Since being overlooked for the 2018 England Football team, I've been trying to make sense of my footballing career. It started in the back garden, where I filled in as player number 2 for whichever team was going to lose. We wore the grass to muddy patches and I insisted on short hair and trousers, wincing whenever the ball came too close.

Growing up in Highbury, I went once (or maybe twice) to an Arsenal game sporting the red and white striped scarf knitted by my grandmother (I Return To Highbury). This same grandmother took us for Christmas treats to the Arsenal restaurant. Everything about those occasions seemed exotic and red - tomato ketchup, napkins, paper chains, the Arsenal emblems.

I can put a date to one of the most exciting moments of my childhood - 1971 - when Arsenal won the double and we were allowed out of a church service, dressed in choir robes, to cheer the successful team parading their trophies from the top of a double decker bus travelling down Highbury Grove. Even God recognised the need to acknowledge such a miracle.

Whenever there was a big game we were invited to Auntie Margaret's flat to watch it. I loved these occasions for the comforting sight of moving pictures; and the tea and Jaffa Cakes. Whenever Arsenal or England lost, though, I thought that maybe if I hadn't been watching, the result would've been different.

Despite all this experience, I realised early on that I would never be able to rely on football for an income, so I trained to be a teacher as a back up plan, and kept secret my plan to be a poet. There are some parallels between classroom management and captaining a football team, and some parallels between football and poetry, but not many.

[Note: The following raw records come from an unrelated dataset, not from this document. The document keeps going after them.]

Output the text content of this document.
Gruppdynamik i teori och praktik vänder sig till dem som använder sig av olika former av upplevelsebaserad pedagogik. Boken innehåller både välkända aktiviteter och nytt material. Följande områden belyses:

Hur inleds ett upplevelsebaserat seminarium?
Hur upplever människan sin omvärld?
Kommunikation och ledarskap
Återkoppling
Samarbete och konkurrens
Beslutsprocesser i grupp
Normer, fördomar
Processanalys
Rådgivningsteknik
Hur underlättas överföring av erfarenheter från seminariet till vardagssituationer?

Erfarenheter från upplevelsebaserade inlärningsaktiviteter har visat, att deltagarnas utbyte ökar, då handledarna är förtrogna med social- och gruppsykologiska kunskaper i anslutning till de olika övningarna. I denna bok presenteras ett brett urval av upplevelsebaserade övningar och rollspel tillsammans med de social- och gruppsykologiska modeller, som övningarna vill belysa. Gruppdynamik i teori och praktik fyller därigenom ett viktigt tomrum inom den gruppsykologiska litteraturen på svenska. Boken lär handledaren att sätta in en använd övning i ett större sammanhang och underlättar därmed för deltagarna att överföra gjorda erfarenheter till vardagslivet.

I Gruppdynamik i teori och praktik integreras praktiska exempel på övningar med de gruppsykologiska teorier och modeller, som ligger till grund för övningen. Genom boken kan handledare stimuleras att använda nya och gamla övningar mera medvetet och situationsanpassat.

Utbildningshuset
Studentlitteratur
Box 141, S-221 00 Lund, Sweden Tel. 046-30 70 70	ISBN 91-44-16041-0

On Tuesday, my eldest son and I watched England's precarious win over Columbia to reach the World Cup quarter finals. The crowd's reaction to the see-sawing of the teams' fortunes was not that different from the reaction of the crowd at the game I went to last year at Marine AFC in Liverpool. In minor league football the same passionate response was evident in the chanting, shouting, cussing, roaring song, and criticism of the referee's decisions. Everyone in the crowd seemed to enjoy having an expert opinion, based, no doubt, on years of footballing experience. But despite the similarities, I found Tuesday's game uncomfortable to watch: the behaviour on the pitch ill-mannered, uninspiring and tense with unwarranted aggression. Many of the players had a disdain for the referee which overshadowed and diminished the rare flashes of talent and inspiration.

If I'd been on the pitch for the England v Columbia game - say if I'd been picked as captain after a long career - I would've have tried to get my team mates and the opposition to simmer down. "It's just a game," I would've explained. Once I'd got their attention with this surprising news, I would've followed this with something about how it's the joining in that matters, and that both teams would achieve more football through co-operation and respect for the referee's decisions, even if they would have made different ones in his position.

I think that might have made all the difference.